Jul 01, 2007 21:57
BUGLE! STOP BEING DEPRESSED! SERIOUSLY MAN! IT'S NOT GOOD FOR YOU, SO STOP! SERIOUSLY! WHAT'S TO BE DEPRESSED ABOUT ANYWAY? THERE'S NO GOOD REASON FOR IT! JUST SHAPE UP MAN!
...I think... I think the summer does something that makes me depressed. Seriously. Maybe something in the air? Or something. But it's usually in the summer where I just get... depressed for no good reason. Sigh. I've heard of something like seasonal depression, maybe I have that? Never thought of that before, but the lousy trend seems indicitive that I do...
So, um, if I get depressed, uh.... I dunno. I guess... try to cheer me up? Or is that being selfish? Or attention whorish? Meh... I dunno.
I AM fighting this depression, like I said, but sometimes (a lot lately, actually) it's harder to fight and I lose (like right now). You know, this would explain a lot of the reason why I hate summer vacation... Meh. I need to find someway to distract myself.

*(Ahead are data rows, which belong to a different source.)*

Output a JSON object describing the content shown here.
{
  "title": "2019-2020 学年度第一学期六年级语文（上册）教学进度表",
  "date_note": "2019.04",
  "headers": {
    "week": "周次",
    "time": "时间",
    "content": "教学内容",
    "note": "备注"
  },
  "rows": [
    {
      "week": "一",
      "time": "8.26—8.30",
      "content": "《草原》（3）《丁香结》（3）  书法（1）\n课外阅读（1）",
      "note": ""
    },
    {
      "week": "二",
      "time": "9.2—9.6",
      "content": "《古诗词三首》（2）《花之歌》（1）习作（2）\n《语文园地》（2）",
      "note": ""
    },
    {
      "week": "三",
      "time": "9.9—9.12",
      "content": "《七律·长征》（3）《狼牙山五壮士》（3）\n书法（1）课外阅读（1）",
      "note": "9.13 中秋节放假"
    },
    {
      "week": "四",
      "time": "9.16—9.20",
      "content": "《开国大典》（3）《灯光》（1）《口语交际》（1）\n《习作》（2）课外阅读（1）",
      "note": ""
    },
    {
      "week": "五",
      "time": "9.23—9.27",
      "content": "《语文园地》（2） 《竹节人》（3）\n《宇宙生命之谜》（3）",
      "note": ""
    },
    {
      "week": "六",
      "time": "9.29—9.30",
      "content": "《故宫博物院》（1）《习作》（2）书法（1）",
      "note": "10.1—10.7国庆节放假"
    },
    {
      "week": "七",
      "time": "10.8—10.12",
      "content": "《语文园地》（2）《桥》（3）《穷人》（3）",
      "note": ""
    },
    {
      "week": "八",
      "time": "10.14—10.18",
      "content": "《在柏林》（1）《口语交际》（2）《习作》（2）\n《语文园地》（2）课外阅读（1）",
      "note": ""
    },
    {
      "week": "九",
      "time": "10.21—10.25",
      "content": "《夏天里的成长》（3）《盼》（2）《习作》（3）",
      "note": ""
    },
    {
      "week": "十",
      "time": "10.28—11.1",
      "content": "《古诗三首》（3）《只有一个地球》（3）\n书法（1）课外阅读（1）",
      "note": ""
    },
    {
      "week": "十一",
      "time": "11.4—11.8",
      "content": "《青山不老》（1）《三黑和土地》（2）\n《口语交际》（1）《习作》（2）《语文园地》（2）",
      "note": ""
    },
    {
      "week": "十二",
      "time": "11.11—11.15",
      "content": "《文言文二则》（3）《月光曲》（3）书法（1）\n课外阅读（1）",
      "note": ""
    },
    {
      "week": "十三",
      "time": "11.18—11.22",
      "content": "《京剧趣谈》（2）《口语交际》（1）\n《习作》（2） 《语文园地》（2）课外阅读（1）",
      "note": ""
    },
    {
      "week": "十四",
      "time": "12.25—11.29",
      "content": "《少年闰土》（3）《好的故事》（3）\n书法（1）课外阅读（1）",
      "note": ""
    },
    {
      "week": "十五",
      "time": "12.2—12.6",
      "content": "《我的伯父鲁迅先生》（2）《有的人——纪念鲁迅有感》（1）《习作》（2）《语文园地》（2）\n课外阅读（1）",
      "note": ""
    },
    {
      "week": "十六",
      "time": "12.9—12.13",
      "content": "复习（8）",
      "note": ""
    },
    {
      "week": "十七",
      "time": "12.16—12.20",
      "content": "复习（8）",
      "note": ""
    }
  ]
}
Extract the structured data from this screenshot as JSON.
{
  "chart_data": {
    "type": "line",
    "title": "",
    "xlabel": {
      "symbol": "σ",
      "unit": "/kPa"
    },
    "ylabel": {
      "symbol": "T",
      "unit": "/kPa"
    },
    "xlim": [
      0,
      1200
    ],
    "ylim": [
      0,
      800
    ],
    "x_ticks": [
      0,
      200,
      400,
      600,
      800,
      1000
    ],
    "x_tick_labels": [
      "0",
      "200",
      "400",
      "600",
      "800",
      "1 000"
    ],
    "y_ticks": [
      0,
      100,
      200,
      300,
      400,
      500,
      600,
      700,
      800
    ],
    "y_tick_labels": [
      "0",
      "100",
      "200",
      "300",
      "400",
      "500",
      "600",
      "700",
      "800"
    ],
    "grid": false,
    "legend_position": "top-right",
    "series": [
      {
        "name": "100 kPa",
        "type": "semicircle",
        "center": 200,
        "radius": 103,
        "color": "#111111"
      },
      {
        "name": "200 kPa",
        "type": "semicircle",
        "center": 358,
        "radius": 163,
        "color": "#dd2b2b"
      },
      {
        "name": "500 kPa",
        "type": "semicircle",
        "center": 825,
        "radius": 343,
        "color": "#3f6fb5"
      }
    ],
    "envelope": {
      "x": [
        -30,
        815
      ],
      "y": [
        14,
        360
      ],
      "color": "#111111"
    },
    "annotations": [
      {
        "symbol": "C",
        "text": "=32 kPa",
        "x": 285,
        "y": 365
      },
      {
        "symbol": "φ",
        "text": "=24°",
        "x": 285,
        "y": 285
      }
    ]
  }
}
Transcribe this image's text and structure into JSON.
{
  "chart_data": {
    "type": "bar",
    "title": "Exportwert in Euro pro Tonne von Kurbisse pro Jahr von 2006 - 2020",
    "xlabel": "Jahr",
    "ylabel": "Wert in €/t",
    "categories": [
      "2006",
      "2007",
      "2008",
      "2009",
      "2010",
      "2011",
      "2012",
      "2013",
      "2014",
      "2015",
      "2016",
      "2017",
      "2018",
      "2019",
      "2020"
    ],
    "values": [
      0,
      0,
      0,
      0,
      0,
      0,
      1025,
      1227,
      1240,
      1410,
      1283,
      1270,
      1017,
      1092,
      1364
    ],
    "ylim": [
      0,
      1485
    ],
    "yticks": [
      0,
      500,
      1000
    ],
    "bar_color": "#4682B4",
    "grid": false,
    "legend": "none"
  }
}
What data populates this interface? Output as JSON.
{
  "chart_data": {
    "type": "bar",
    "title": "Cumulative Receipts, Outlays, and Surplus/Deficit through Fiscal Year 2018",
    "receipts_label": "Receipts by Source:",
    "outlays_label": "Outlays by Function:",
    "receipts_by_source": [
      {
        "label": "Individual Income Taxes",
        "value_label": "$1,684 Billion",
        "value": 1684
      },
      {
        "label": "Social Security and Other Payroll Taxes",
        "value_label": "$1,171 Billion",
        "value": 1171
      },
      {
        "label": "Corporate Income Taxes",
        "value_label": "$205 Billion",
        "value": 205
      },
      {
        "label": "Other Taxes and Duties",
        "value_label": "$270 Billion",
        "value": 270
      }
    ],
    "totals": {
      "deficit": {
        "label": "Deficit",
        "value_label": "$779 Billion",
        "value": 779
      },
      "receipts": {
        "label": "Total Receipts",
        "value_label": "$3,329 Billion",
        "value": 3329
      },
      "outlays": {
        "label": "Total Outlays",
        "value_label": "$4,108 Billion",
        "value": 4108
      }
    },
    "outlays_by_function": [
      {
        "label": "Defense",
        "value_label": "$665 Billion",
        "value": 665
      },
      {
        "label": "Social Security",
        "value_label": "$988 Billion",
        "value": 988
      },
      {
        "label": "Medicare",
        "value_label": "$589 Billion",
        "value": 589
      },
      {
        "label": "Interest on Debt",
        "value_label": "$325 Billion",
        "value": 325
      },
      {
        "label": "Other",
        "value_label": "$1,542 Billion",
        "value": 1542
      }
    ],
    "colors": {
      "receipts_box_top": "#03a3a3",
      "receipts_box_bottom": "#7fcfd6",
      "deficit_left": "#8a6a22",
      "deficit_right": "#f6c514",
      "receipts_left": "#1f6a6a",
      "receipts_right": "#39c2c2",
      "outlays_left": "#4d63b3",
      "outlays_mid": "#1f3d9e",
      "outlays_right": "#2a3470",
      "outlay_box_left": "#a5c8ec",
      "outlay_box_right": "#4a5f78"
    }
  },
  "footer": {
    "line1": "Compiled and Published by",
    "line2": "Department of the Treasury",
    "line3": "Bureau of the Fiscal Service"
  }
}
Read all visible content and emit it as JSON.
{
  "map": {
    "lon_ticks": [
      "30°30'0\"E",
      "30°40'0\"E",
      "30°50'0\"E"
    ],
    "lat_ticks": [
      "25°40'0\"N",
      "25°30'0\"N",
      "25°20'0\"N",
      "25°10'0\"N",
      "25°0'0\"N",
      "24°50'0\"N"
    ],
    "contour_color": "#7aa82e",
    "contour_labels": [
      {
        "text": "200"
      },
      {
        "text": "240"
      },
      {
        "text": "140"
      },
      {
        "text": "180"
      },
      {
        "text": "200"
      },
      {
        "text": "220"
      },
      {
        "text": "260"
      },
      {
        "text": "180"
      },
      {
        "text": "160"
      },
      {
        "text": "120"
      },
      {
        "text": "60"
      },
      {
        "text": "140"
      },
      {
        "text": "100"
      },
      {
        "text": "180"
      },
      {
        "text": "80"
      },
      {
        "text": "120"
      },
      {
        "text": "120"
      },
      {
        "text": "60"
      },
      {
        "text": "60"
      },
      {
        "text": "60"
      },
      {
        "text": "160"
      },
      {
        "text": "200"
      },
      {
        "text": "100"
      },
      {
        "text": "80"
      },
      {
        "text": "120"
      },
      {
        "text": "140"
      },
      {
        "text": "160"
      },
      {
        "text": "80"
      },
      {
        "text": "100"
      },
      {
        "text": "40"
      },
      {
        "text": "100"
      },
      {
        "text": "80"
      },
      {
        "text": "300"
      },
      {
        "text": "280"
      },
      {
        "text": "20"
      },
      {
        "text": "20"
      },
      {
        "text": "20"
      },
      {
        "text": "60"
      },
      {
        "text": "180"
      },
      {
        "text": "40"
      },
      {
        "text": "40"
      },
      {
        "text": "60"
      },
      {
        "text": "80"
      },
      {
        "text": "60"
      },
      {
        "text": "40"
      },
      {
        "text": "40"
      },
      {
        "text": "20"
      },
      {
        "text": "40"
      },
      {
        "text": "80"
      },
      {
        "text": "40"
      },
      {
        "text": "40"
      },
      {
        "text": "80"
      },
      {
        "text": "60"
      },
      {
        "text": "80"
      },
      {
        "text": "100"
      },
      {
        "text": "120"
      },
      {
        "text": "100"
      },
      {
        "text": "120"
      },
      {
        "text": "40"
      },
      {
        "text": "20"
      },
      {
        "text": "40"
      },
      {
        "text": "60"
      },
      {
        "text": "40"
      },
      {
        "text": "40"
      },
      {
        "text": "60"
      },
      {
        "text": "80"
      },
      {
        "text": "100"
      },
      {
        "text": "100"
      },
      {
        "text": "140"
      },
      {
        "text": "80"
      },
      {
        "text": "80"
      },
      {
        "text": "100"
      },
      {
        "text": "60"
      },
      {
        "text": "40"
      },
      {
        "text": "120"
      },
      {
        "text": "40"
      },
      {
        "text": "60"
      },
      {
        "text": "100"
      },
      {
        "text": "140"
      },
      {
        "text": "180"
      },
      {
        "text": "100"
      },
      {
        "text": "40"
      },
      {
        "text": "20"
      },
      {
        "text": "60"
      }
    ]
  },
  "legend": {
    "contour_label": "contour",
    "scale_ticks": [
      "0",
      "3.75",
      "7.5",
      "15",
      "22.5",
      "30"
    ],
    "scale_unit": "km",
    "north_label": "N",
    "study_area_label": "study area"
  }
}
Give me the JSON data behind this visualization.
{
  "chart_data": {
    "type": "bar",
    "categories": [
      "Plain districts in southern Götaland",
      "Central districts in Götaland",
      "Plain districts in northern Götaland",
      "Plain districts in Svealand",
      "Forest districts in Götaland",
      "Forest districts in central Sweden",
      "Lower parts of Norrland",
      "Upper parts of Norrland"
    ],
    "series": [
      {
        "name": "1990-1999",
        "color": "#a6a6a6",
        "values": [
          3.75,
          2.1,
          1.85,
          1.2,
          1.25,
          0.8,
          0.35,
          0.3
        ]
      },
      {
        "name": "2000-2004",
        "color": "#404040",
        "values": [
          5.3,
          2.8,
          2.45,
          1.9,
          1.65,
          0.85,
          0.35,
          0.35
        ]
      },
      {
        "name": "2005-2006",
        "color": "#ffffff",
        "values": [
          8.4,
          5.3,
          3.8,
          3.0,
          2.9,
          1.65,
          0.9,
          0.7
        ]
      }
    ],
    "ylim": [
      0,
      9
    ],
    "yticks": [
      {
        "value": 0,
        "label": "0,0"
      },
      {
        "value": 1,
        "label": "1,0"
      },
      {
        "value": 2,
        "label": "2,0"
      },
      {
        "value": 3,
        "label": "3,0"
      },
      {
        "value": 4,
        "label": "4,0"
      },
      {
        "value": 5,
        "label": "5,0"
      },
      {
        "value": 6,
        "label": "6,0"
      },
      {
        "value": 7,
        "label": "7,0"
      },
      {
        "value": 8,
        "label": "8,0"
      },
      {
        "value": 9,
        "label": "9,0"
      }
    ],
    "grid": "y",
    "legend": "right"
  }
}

What's making it ESPECIALLY difficult this year is the lack of a best friend, since I've disowned Mist in that position. Summers used to be full of us calling one or the other when we got really bored and needed someone to talk to. I do not have the ability to do this anymore, and it sucks... I suppose I COULD call him, but it wouldn't be as heartfelt... Meh. Hopefully my "be more social" ventures will put an end to some of this depression. If not... well, I guess the next two months are going to suck -_-
Maybe I should take Guin up on his offer to play Rose Online... I've been kind of hesitant because of FlyFF, though. While I'm getting sick of it and haven't played it since tuesday... I don't want to just abandon it. It's been useful for me to experience. I can't really explain why, but it's definitely been useful. Also, I don't want to abandon it because I don't want to abandon Chibi (not that he's played it since Tuesday either). Sigh... I think I'll wait a bit longer for RoseOnline and wee what happens with FlyFF. And if nothing happens... I'll try Rose, I guess. Shrug.
Summer sucks.
Edit: There's this thing called REVERSE Seasonal Affective Disorder, and it looks like I have that. Seasonal Affective Disorder (SAD) is more or less people in the winter being depressed for no reason. RSAD is the same only in the summer and is much rarer. After searching Wikipedia and a few other sites... looks like I may have it. So I'ma see a doctor about it. GOOD IDEA, NO?!? Maybe this will help. I really hope so.